THE HAUNTED RESTAURANT
Were one to tell the proprietors of the very prosperous and flamboyant restaurant of which I am thinking that it is haunted—yea, that ghosts sit at its well appointed tables, and lost voices laugh and wail and sing low to themselves through its halls—they would probably take one for a lunatic—a servant of the moon.
Certainly, to all appearance, few places would seem less to suggest the word “haunted” than that restaurant, as one comes upon it, in one of the busiest of London thoroughfares, spreading as it does for blocks around, like a conflagration, the festive glare of its electrically emblazoned facade. Yet no ruined mansion, with the moon shining in through its shattered roof, the owl nesting in its banqueting hall, and the snake gliding through its bed chambers, was ever more peopled with phantoms than this radiant palace of prandial gaiety, apparently filled with the festive murmur of happy diners, the jocund strains of its vigorous orchestra, the subdued clash of knives and forks and delicate dishes, the rustle of women’s gowns and the fairy music of women’s voices. For me its portico, flaming like a vortex of dizzy engulfing light, upon which, as upon a swift current, gay men and women, alighting from motor and hansom, are swept inward to glittering tables of snow-white napery, fair with flowers—for me the mouth of the grave is not less dread, and the walls of a sepulchre are not so painted with dead faces or so inscribed with elegiac memories. I could spend a night in Pere-la-Chaise, and still be less aware of the presence of the dead than I was a short time ago, when, greatly daring, I crossed with a shudder that once so familiar threshold.

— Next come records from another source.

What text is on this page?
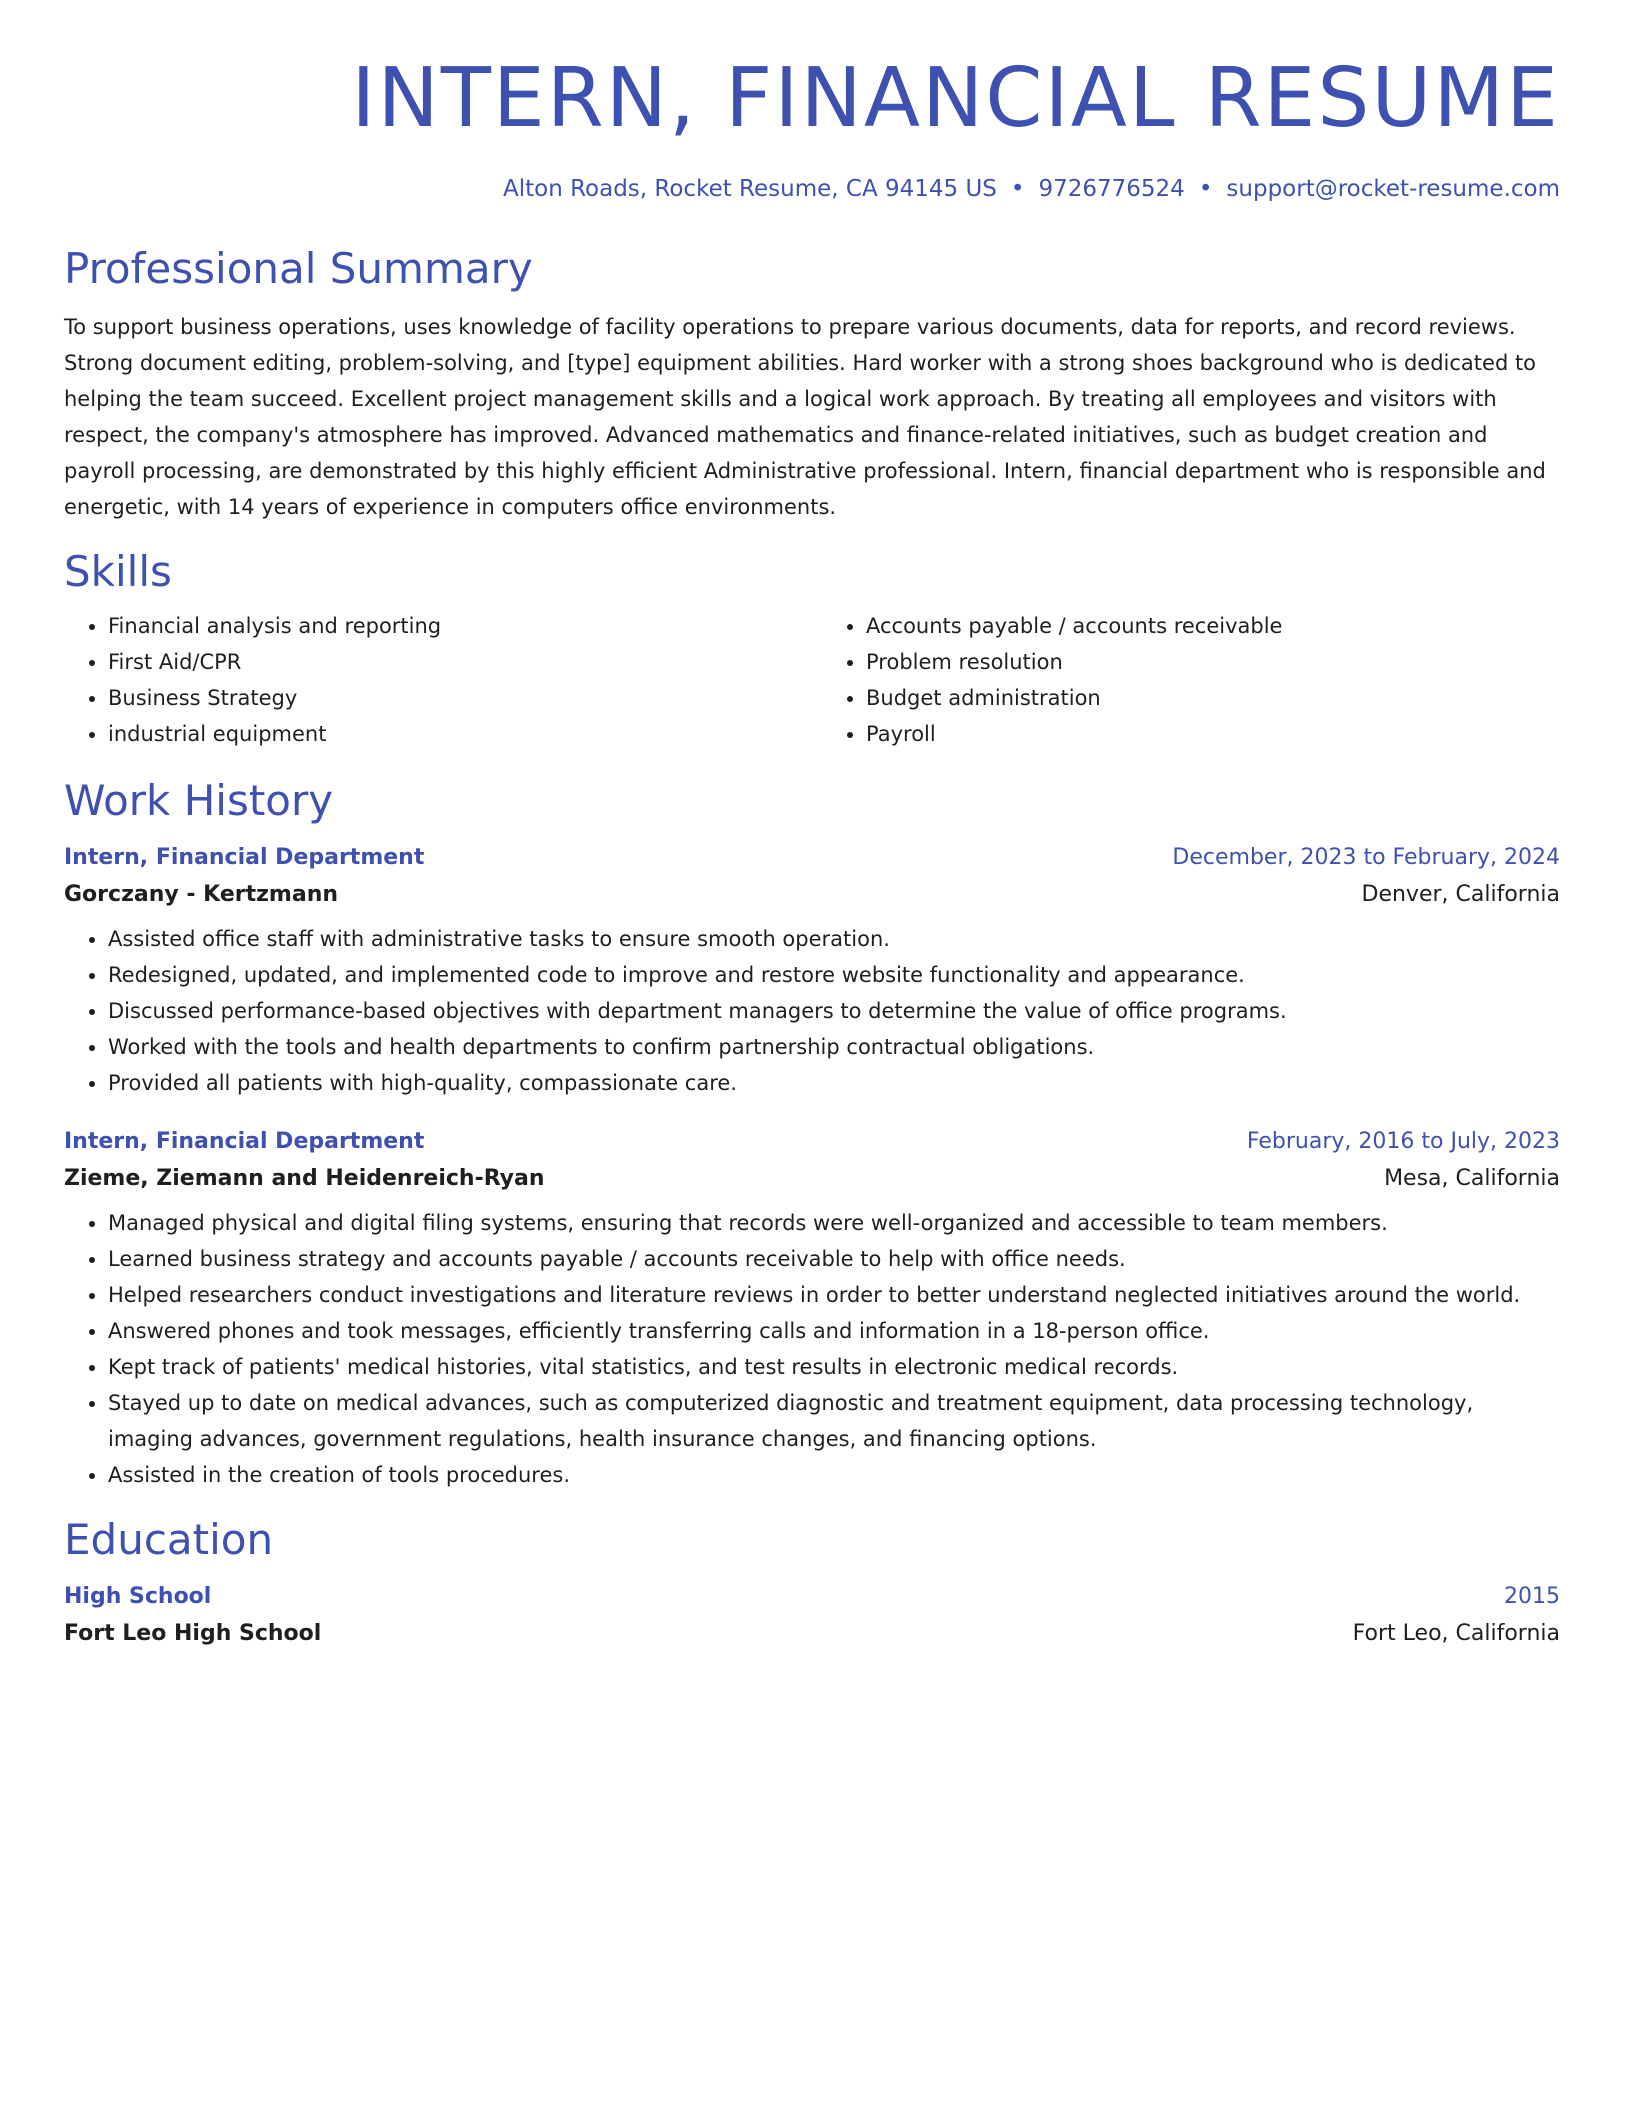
INTERN, FINANCIAL RESUME
Alton Roads, Rocket Resume, CA 94145 US • 9726776524 • support@rocket-resume.com
Professional Summary
To support business operations, uses knowledge of facility operations to prepare various documents, data for reports, and record reviews. Strong document editing, problem-solving, and [type] equipment abilities. Hard worker with a strong shoes background who is dedicated to helping the team succeed. Excellent project management skills and a logical work approach. By treating all employees and visitors with respect, the company's atmosphere has improved. Advanced mathematics and finance-related initiatives, such as budget creation and payroll processing, are demonstrated by this highly efficient Administrative professional. Intern, financial department who is responsible and energetic, with 14 years of experience in computers office environments.
Skills
• Financial analysis and reporting
• First Aid/CPR
• Business Strategy
• industrial equipment
• Accounts payable / accounts receivable
• Problem resolution
• Budget administration
• Payroll
Work History
Intern, Financial Department	December, 2023 to February, 2024
Gorczany - Kertzmann	Denver, California
• Assisted office staff with administrative tasks to ensure smooth operation.
• Redesigned, updated, and implemented code to improve and restore website functionality and appearance.
• Discussed performance-based objectives with department managers to determine the value of office programs.
• Worked with the tools and health departments to confirm partnership contractual obligations.
• Provided all patients with high-quality, compassionate care.
Intern, Financial Department	February, 2016 to July, 2023
Zieme, Ziemann and Heidenreich-Ryan	Mesa, California
• Managed physical and digital filing systems, ensuring that records were well-organized and accessible to team members.
• Learned business strategy and accounts payable / accounts receivable to help with office needs.
• Helped researchers conduct investigations and literature reviews in order to better understand neglected initiatives around the world.
• Answered phones and took messages, efficiently transferring calls and information in a 18-person office.
• Kept track of patients' medical histories, vital statistics, and test results in electronic medical records.
• Stayed up to date on medical advances, such as computerized diagnostic and treatment equipment, data processing technology, imaging advances, government regulations, health insurance changes, and financing options.
• Assisted in the creation of tools procedures.
Education
High School	2015
Fort Leo High School	Fort Leo, California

It was twelve years since I had been in London, so I felt no little of a ghost myself, and I knew too well that it would be vain to look for the old faces. Yes, gone was the huge good-natured commissionaire, who so often in the past, on my arrival in company with some human flower, had flung open the apron of our cab with such reverential alacrity, and on our departure had so gently tucked in the petals of her skirts, smiling the while a respectfully knowing benediction on the prospective continuance of our evening’s adventure. Another stood in his place, and watched my lonely arrival with careless indifference. Glancing through the window of the treasurer’s office to the right of the hall, I could see that an unfamiliar figure sat at the desk, where in the past so many a cheque had been cashed for me with eager bonhomie. Now I reflected that considerable identification would be necessary for that once light-hearted transaction. It is true that I was welcomed with courtesy by a bowing majordomo, but alas, my welcome was that of a stranger; and when I mounted the ornate, marble-walled staircase leading to the gallery where I had always preferred to sit, I realized that my hat and cane must pass into alien keeping, and that no waiter’s face would light up as he saw me threading my way to the sacred table, withdrawn in a nook of the balcony, where one could see and hear all, participate in the general human stir and atmosphere, and yet remain apart.